[torqueusers] output staying on nodes - pbs_mom problem ?
ckirby3 at colsa.com
Tue Sep 20 07:59:37 MDT 2005
Thanks for the assistance Ronny. I have been using the --with-scp and not
the --use-scp flag. I don't believe --use-scp exists. I also have been
using the $usecp statement in my mom config with much success. I have only
seen this problem start with 1.2.0p5.
As I said the problem is intermittent. I have played with the $timeout
value for the mom config increasing it to 120 seconds thinking I might have
a timeout problem but that didn't help.
I may use the following technique outlined in the Torque v2.0 Admin Manual
since my cluster is very large,
"On large, slow, and/or heavily loaded systems, it may be desirable to
increase the pbs_tcp_timeout setting used by the pbs_mom daemon in
mom-to-mom communication. (NOTE: A system may be heavily loaded if it
reports multiple 'End of File from addr' or 'Premature end of message'
failures in the pbs_mom or pbs_server logs) This setting defaults to 20
seconds and requires rebuilding code to adjust. For client-server based
communication, this attribute can be set using the qmgr command. For
mom-to-mom communication, a source code modification is required. To make
this change, edit the $TORQUEBUILDDIR/src/lib/Libifl/tcp_dis.c file and set
pbs_tcp_timeout to the desired maximum number of seconds allowed for a
mom-to-mom request to be serviced."
However, most of those messages were eliminated with the 1.2.0p5 upgrade.
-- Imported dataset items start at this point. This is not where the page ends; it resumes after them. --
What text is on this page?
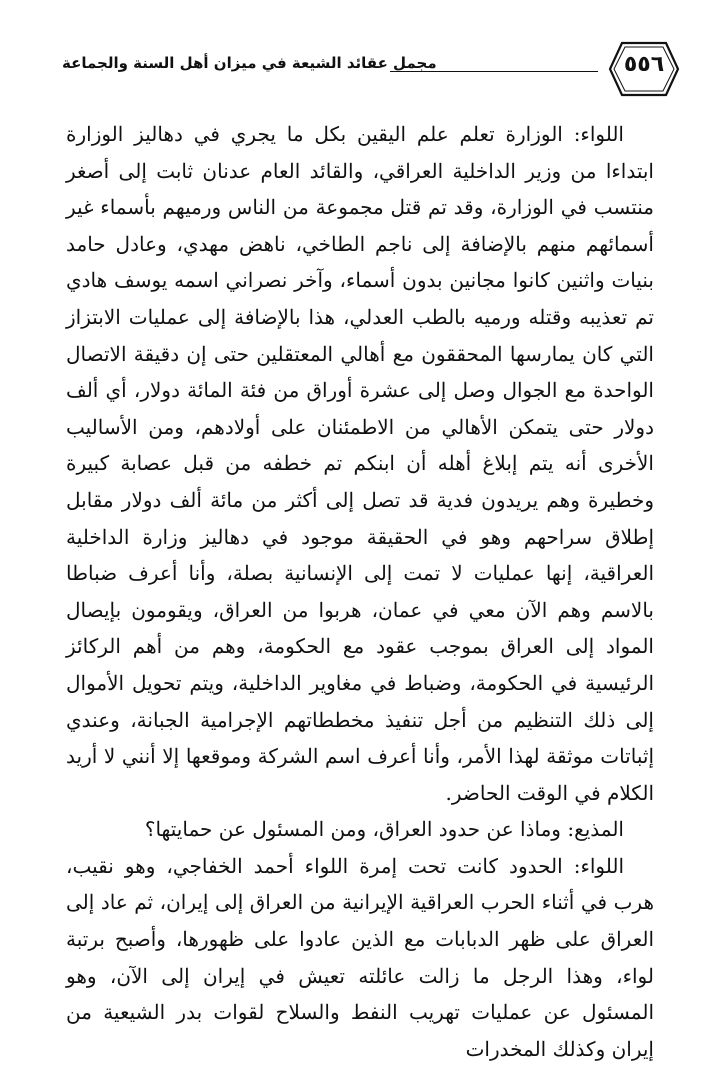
٥٥٦
مجمل عقائد الشيعة في ميزان أهل السنة والجماعة

اللواء: الوزارة تعلم علم اليقين بكل ما يجري في دهاليز الوزارة ابتداءا من وزير الداخلية العراقي، والقائد العام عدنان ثابت إلى أصغر منتسب في الوزارة، وقد تم قتل مجموعة من الناس ورميهم بأسماء غير أسمائهم منهم بالإضافة إلى ناجم الطاخي، ناهض مهدي، وعادل حامد بنيات واثنين كانوا مجانين بدون أسماء، وآخر نصراني اسمه يوسف هادي تم تعذيبه وقتله ورميه بالطب العدلي، هذا بالإضافة إلى عمليات الابتزاز التي كان يمارسها المحققون مع أهالي المعتقلين حتى إن دقيقة الاتصال الواحدة مع الجوال وصل إلى عشرة أوراق من فئة المائة دولار، أي ألف دولار حتى يتمكن الأهالي من الاطمئنان على أولادهم، ومن الأساليب الأخرى أنه يتم إبلاغ أهله أن ابنكم تم خطفه من قبل عصابة كبيرة وخطيرة وهم يريدون فدية قد تصل إلى أكثر من مائة ألف دولار مقابل إطلاق سراحهم وهو في الحقيقة موجود في دهاليز وزارة الداخلية العراقية، إنها عمليات لا تمت إلى الإنسانية بصلة، وأنا أعرف ضباطا بالاسم وهم الآن معي في عمان، هربوا من العراق، ويقومون بإيصال المواد إلى العراق بموجب عقود مع الحكومة، وهم من أهم الركائز الرئيسية في الحكومة، وضباط في مغاوير الداخلية، ويتم تحويل الأموال إلى ذلك التنظيم من أجل تنفيذ مخططاتهم الإجرامية الجبانة، وعندي إثباتات موثقة لهذا الأمر، وأنا أعرف اسم الشركة وموقعها إلا أنني لا أريد الكلام في الوقت الحاضر.

المذيع: وماذا عن حدود العراق، ومن المسئول عن حمايتها؟

اللواء: الحدود كانت تحت إمرة اللواء أحمد الخفاجي، وهو نقيب، هرب في أثناء الحرب العراقية الإيرانية من العراق إلى إيران، ثم عاد إلى العراق على ظهر الدبابات مع الذين عادوا على ظهورها، وأصبح برتبة لواء، وهذا الرجل ما زالت عائلته تعيش في إيران إلى الآن، وهو المسئول عن عمليات تهريب النفط والسلاح لقوات بدر الشيعية من إيران وكذلك المخدرات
From: Ronny T. Lampert [mailto:telecaadmin at uni.de]
Sent: Tuesday, September 20, 2005 2:46 AM
To: Clifton Kirby
Cc: HPC.admin at uea.ac.uk; torqueusers at supercluster.org
Subject: Re: [torqueusers] output staying on nodes - pbs_mom problem ?
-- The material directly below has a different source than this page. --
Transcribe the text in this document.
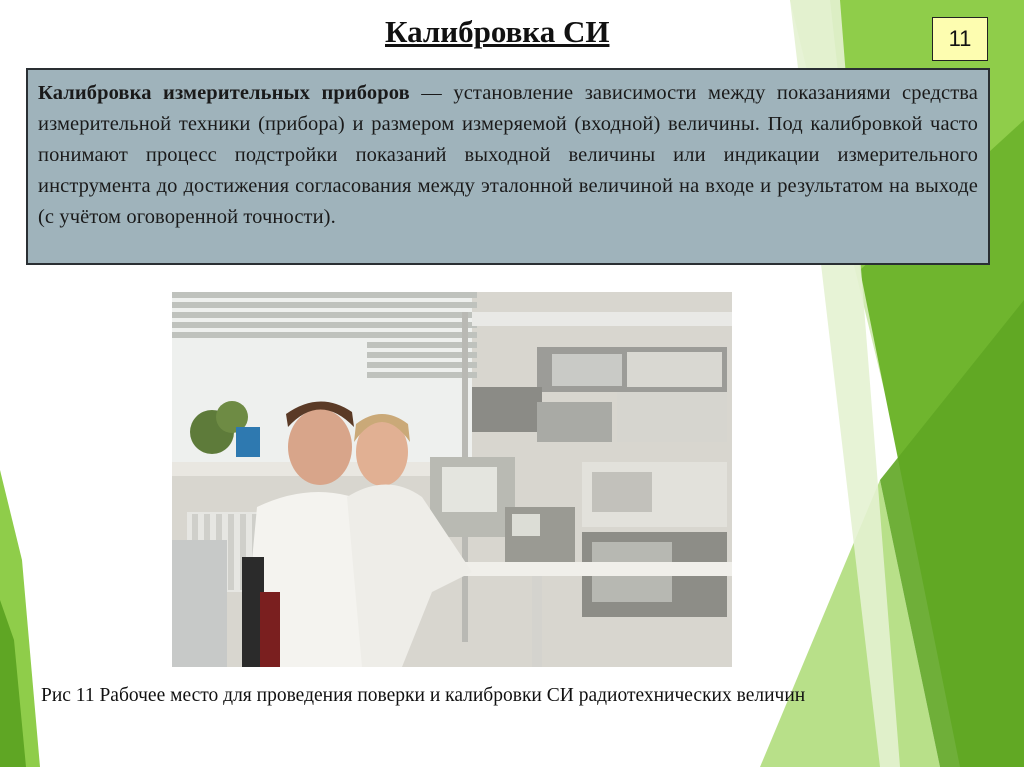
Калибровка СИ	11

Калибровка измерительных приборов — установление зависимости между показаниями средства измерительной техники (прибора) и размером измеряемой (входной) величины. Под калибровкой часто понимают процесс подстройки показаний выходной величины или индикации измерительного инструмента до достижения согласования между эталонной величиной на входе и результатом на выходе (с учётом оговоренной точности).

Рис 11 Рабочее место для проведения поверки и калибровки СИ радиотехнических величин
> Running 1.2.0p5, I am having a similar problem with the job staying in the
> "E" state and eventually clearing out reporting the same Post job file
> processing error. However it is intermittent and I am running an Epilogue
> script as well but all processes have completed for the job and the
> script. Sometimes I get the Standard Out file but the Standard Error is
> still in the spool directory on the mother superior. We never saw this
> behavior in 1.2.0p4.
State "E" means the job has finished and the postprocessing is being done;
this includes delivering the output back to the submitter.
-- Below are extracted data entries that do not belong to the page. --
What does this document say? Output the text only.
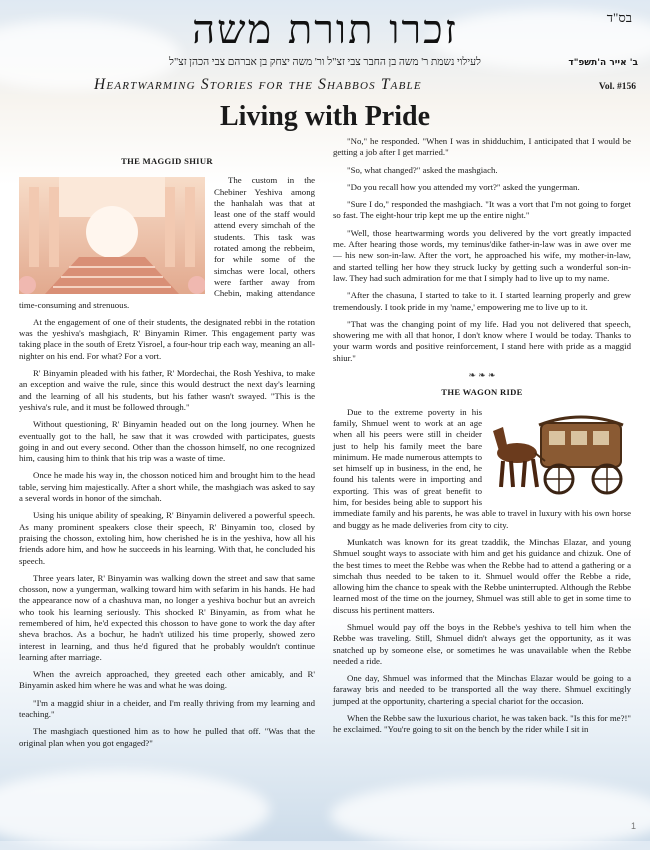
זכרו תורת משה	בס"ד
לעילוי נשמת ר' משה בן החבר צבי זצ"ל ור' משה יצחק בן אברהם צבי הכהן זצ"ל	ב' אייר ה'תשפ"ד
Heartwarming Stories for the Shabbos Table	Vol. #156
Living with Pride
THE MAGGID SHIUR

The custom in the Chebiner Yeshiva among the hanhalah was that at least one of the staff would attend every simchah of the students. This task was rotated among the rebbeim, for while some of the simchas were local, others were farther away from Chebin, making attendance time-consuming and strenuous.

At the engagement of one of their students, the designated rebbi in the rotation was the yeshiva's mashgiach, R' Binyamin Rimer. This engagement party was taking place in the south of Eretz Yisroel, a four-hour trip each way, meaning an all-nighter on his end. For what? For a vort.

R' Binyamin pleaded with his father, R' Mordechai, the Rosh Yeshiva, to make an exception and waive the rule, since this would destruct the next day's learning and the learning of all his students, but his father wasn't swayed. "This is the yeshiva's rule, and it must be followed through."

Without questioning, R' Binyamin headed out on the long journey. When he eventually got to the hall, he saw that it was crowded with participates, guests going in and out every second. Other than the chosson himself, no one recognized him, causing him to think that his trip was a waste of time.

Once he made his way in, the chosson noticed him and brought him to the head table, serving him majestically. After a short while, the mashgiach was asked to say a several words in honor of the simchah.

Using his unique ability of speaking, R' Binyamin delivered a powerful speech. As many prominent speakers close their speech, R' Binyamin too, closed by praising the chosson, extoling him, how cherished he is in the yeshiva, how all his friends adore him, and how he succeeds in his learning. With that, he concluded his speech.

Three years later, R' Binyamin was walking down the street and saw that same chosson, now a yungerman, walking toward him with sefarim in his hands. He had the appearance now of a chashuva man, no longer a yeshiva bochur but an avreich who took his learning seriously. This shocked R' Binyamin, as from what he remembered of him, he'd expected this chosson to have gone to work the day after sheva brachos. As a bochur, he hadn't utilized his time properly, showed zero interest in learning, and thus he'd figured that he probably wouldn't continue learning after marriage.

When the avreich approached, they greeted each other amicably, and R' Binyamin asked him where he was and what he was doing.

"I'm a maggid shiur in a cheider, and I'm really thriving from my learning and teaching."

The mashgiach questioned him as to how he pulled that off. "Was that the original plan when you got engaged?"

"No," he responded. "When I was in shidduchim, I anticipated that I would be getting a job after I get married."

"So, what changed?" asked the mashgiach.

"Do you recall how you attended my vort?" asked the yungerman.

"Sure I do," responded the mashgiach. "It was a vort that I'm not going to forget so fast. The eight-hour trip kept me up the entire night."

"Well, those heartwarming words you delivered by the vort greatly impacted me. After hearing those words, my teminus'dike father-in-law was in awe over me — his new son-in-law. After the vort, he approached his wife, my mother-in-law, and started telling her how they struck lucky by getting such a wonderful son-in-law. They had such admiration for me that I simply had to live up to my name.

"After the chasuna, I started to take to it. I started learning properly and grew tremendously. I took pride in my 'name,' empowering me to live up to it.

"That was the changing point of my life. Had you not delivered that speech, showering me with all that honor, I don't know where I would be today. Thanks to your warm words and positive reinforcement, I stand here with pride as a maggid shiur."

❧ ❧ ❧
THE WAGON RIDE

Due to the extreme poverty in his family, Shmuel went to work at an age when all his peers were still in cheider just to help his family meet the bare minimum. He made numerous attempts to set himself up in business, in the end, he found his talents were in importing and exporting. This was of great benefit to him, for besides being able to support his immediate family and his parents, he was able to travel in luxury with his own horse and buggy as he made deliveries from city to city.

Munkatch was known for its great tzaddik, the Minchas Elazar, and young Shmuel sought ways to associate with him and get his guidance and chizuk. One of the best times to meet the Rebbe was when the Rebbe had to attend a gathering or a simchah thus needed to be taken to it. Shmuel would offer the Rebbe a ride, allowing him the chance to speak with the Rebbe uninterrupted. Although the Rebbe learned most of the time on the journey, Shmuel was still able to get in some time to discuss his pertinent matters.

Shmuel would pay off the boys in the Rebbe's yeshiva to tell him when the Rebbe was traveling. Still, Shmuel didn't always get the opportunity, as it was snatched up by someone else, or sometimes he was unavailable when the Rebbe needed a ride.

One day, Shmuel was informed that the Minchas Elazar would be going to a faraway bris and needed to be transported all the way there. Shmuel excitingly jumped at the opportunity, chartering a special chariot for the occasion.

When the Rebbe saw the luxurious chariot, he was taken back. "Is this for me?!" he exclaimed. "You're going to sit on the bench by the rider while I sit in

1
The behaviour you mention indicates that the moms can't deliver the output
back; the moms use rcp (an own version, somewhere in the torque-dir) to do
this or can be configured to use scp instead (configure option --use-scp).
If you have networked filesystems, you should use the $usecp directive in
$usecp *.<your>.<domain>:/home /home
Hope that helps?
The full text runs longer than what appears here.